Putins Wortwahl nach den Terroranschlägen von
Wolgograd mit zahlreichen Toten und Verletzten lässt tief blicken.
„Vollständige Vernichtung“ und „Ausradierung“ kündigte er den
mutmaßlich tschetschenischen Hintermännern der verbrecherischen
Anschläge an. Deutlicher und direkter hätte der „Zar“ Russlands nicht
sagen können, wie sehr er verletzt und verunsichert ist. Wladimir
Putin ist es gewohnt, alles im Griff zu haben. Das gilt für Minister
und Parlament ebenso wie für Medien und Volk. Wer es wagt, sich ihm
in den Weg zu stellen, landet in einem der berüchtigten Arbeitslager.
Und wenn dem Herrscher nach Amnestie ist, lässt er einige Tausend
Gefangene wieder frei. So geschehen kurz vor Weihnachten unter
anderem im Fall Michail Chodorkowski und Pussy-Riot.
So viel Entgegenkommen dürfen die tschetschenischen Rebellen nicht
erwarten, aus deren Reihen die Selbstmordattentäter gekommen sein
sollen. Ihnen wird Putin mit der ganzen hilflosen Härte begegnen, mit
denen die Mächtigen vielerorts auf der Welt islamistisch gesteuerten
Terrorismus bekämpfen – ohne durchschlagenden Erfolg.

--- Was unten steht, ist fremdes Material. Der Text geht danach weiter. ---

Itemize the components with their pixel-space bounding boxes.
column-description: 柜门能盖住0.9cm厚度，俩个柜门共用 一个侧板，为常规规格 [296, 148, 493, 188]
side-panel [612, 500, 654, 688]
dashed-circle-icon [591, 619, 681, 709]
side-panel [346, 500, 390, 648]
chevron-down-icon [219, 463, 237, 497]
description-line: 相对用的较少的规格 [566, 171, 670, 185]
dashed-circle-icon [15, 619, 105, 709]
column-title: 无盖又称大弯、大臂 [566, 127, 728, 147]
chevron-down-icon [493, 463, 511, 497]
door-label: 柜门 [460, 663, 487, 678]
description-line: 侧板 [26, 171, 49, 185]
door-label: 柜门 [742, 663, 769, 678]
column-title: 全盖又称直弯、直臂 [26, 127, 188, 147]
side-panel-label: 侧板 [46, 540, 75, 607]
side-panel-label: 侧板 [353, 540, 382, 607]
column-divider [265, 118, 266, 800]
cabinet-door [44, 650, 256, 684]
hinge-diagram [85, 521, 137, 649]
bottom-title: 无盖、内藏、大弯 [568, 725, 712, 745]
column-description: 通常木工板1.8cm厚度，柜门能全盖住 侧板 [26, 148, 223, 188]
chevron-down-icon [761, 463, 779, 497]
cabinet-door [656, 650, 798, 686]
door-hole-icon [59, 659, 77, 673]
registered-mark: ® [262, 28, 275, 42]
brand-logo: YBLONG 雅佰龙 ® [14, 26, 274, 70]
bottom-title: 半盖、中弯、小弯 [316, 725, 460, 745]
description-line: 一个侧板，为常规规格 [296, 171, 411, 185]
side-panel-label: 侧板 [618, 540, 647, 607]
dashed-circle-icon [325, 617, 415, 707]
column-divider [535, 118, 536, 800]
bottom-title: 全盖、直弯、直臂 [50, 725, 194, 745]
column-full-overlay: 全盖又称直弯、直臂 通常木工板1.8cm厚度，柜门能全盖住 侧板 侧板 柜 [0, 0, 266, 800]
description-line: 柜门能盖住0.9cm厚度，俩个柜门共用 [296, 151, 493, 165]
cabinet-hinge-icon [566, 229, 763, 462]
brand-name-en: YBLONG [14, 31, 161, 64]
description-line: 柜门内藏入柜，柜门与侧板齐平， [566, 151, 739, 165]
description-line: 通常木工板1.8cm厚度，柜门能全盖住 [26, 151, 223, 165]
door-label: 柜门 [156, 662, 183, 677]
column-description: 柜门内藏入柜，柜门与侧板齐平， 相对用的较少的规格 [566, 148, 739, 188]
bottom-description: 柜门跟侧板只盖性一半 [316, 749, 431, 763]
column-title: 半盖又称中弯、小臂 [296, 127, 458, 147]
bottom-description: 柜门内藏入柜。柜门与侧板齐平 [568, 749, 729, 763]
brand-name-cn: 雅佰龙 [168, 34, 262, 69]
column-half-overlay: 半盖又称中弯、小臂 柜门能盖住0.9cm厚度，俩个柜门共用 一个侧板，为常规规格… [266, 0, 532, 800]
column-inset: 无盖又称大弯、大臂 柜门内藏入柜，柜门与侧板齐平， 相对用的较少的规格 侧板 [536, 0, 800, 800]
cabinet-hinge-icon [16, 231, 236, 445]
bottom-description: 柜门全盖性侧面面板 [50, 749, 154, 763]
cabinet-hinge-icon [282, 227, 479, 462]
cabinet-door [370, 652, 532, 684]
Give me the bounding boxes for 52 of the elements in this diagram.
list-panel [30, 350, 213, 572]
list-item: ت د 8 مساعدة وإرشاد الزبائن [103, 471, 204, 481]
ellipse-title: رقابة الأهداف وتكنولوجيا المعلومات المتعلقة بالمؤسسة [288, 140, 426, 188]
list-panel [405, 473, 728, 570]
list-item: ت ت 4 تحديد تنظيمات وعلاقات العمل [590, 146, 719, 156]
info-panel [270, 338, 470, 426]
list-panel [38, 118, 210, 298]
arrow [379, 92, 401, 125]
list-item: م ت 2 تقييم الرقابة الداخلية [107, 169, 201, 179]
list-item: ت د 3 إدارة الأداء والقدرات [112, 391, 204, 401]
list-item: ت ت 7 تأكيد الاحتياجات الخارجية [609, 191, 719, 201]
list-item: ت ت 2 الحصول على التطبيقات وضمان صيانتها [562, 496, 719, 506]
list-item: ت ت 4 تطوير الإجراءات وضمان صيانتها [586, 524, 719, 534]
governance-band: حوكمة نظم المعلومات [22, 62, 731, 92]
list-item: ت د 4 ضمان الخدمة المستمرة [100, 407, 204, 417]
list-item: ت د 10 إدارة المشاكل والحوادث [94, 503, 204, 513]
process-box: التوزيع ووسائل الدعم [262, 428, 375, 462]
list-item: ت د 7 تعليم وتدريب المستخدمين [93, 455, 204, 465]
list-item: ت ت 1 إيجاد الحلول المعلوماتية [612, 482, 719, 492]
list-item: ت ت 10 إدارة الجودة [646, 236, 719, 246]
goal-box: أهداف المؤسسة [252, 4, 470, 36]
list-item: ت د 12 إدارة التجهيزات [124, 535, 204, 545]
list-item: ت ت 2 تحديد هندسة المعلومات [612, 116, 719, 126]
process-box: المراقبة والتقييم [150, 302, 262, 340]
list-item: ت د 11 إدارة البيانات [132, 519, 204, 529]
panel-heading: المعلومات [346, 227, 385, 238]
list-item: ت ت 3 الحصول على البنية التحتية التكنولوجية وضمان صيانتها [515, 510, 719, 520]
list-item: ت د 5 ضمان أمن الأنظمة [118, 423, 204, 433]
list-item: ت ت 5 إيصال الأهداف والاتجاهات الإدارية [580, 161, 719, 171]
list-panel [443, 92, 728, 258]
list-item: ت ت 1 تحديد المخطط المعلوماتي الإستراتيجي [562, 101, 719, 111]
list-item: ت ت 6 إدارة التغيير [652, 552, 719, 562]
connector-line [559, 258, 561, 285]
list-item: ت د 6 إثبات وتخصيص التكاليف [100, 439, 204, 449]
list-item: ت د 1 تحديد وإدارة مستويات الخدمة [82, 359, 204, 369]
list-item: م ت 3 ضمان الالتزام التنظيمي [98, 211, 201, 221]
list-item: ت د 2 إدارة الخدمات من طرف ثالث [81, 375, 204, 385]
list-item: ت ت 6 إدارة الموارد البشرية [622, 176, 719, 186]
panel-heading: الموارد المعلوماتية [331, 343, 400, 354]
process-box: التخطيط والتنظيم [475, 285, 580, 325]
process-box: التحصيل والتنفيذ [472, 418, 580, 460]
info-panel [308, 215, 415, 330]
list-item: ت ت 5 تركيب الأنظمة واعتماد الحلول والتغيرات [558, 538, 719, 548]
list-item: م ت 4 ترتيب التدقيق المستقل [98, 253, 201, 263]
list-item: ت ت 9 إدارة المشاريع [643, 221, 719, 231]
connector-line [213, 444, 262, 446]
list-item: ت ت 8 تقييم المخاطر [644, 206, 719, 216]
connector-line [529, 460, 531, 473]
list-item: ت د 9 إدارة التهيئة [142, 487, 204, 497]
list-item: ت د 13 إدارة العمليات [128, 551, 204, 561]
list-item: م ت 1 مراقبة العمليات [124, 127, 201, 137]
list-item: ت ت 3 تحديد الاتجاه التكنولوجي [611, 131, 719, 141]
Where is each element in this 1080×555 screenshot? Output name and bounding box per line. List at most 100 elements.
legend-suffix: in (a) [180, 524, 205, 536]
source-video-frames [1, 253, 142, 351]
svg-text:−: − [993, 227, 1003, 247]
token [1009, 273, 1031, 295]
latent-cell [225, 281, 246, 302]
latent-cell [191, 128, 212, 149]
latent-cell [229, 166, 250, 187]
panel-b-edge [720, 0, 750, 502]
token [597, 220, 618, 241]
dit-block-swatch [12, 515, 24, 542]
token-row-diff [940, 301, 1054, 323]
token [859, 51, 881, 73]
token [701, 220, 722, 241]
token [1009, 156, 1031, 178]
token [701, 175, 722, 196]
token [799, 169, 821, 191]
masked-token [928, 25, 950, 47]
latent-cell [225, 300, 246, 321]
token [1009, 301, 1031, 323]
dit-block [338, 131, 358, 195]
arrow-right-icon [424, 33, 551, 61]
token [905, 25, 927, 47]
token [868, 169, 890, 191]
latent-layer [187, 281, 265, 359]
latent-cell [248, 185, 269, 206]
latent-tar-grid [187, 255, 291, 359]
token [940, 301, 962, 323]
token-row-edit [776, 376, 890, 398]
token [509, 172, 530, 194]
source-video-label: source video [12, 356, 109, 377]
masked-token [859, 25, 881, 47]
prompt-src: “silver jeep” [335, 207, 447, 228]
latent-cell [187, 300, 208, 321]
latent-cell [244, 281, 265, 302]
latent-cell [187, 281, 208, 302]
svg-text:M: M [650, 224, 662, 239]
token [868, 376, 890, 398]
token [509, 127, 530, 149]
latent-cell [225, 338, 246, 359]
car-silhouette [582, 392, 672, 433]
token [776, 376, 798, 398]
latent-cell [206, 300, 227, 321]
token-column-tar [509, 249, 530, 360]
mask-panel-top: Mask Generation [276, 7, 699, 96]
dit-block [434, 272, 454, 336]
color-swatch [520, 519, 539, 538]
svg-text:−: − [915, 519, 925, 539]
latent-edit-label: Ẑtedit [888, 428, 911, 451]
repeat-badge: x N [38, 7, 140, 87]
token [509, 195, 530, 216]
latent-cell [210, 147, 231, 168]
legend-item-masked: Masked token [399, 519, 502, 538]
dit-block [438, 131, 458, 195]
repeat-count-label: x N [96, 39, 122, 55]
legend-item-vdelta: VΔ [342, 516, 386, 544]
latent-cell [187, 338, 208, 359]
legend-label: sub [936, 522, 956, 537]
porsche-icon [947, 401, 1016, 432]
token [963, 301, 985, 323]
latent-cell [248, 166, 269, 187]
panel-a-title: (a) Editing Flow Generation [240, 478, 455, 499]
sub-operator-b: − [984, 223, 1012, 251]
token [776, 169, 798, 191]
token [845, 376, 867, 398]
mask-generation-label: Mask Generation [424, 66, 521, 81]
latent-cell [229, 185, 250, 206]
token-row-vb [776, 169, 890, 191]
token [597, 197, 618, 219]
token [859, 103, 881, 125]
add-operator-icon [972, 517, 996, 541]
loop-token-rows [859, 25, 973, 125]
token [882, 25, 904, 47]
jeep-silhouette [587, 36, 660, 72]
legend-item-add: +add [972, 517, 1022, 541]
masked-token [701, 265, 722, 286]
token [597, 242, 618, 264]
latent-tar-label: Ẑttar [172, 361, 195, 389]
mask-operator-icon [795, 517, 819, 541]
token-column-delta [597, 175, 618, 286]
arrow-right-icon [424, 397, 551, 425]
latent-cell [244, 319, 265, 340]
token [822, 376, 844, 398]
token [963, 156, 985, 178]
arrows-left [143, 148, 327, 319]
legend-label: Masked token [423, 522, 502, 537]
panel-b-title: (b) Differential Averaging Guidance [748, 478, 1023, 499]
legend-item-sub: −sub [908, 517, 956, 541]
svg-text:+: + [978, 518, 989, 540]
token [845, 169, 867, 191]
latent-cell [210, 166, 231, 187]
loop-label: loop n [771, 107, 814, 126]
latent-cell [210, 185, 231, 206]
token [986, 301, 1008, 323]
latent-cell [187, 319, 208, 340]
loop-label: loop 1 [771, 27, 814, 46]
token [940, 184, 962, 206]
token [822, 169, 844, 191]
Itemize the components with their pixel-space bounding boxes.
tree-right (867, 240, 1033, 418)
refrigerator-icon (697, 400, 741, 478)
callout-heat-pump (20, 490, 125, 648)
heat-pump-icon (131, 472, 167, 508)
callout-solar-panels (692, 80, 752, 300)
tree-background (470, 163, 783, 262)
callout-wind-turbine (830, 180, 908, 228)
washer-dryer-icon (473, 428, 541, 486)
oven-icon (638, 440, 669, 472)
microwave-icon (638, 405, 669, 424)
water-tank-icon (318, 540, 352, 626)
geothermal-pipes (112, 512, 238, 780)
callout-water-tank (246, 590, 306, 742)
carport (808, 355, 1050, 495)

Dass die USA Russland im Hinblick auf die Olympischen Winterspiele
im Februar in Sotschi Hilfe anbieten, ist nach den Anschlägen ein
weiterer Stachel im Fleische des russischen Präsidenten. Gerade erst
hat Putin die Vereinigten Staaten mit dem Asyl für den ehemaligen
NSA-Mitarbeiter Edward Snowden düpiert, da sticheln die USA im
Gegenzug, dass Russland womöglich nicht in der Lage sein könnte, die
Sportler aus aller Welt vor Anschlägen zu schützen. Sotschi ist
schließlich nur knapp 500 Kilometer von tschetscheniens Hauptstadt
Grosny entfernt, und die Terroristen sind mobil genug, auch den
Wintersportort zu erreichen.
Die Anschläge von Wolgograd setzen Wladimir Putin schwer unter
Druck. Er muss unter den Augen der Öffentlichkeit beweisen, dass sein
Land sicher ist, dass es in der Lage ist, die Drahtzieher des Terrors
dingfest zu machen, ehe die olympische Flamme in Sotschi ankommt.
Putin weiß das, und er scheint Angst zu haben. Russlands starker Mann
pfeift im Wald. Sein Lied heißt „Vollständige Vernichtung“ und
„Ausradierung“. Es handelt von Schwäche.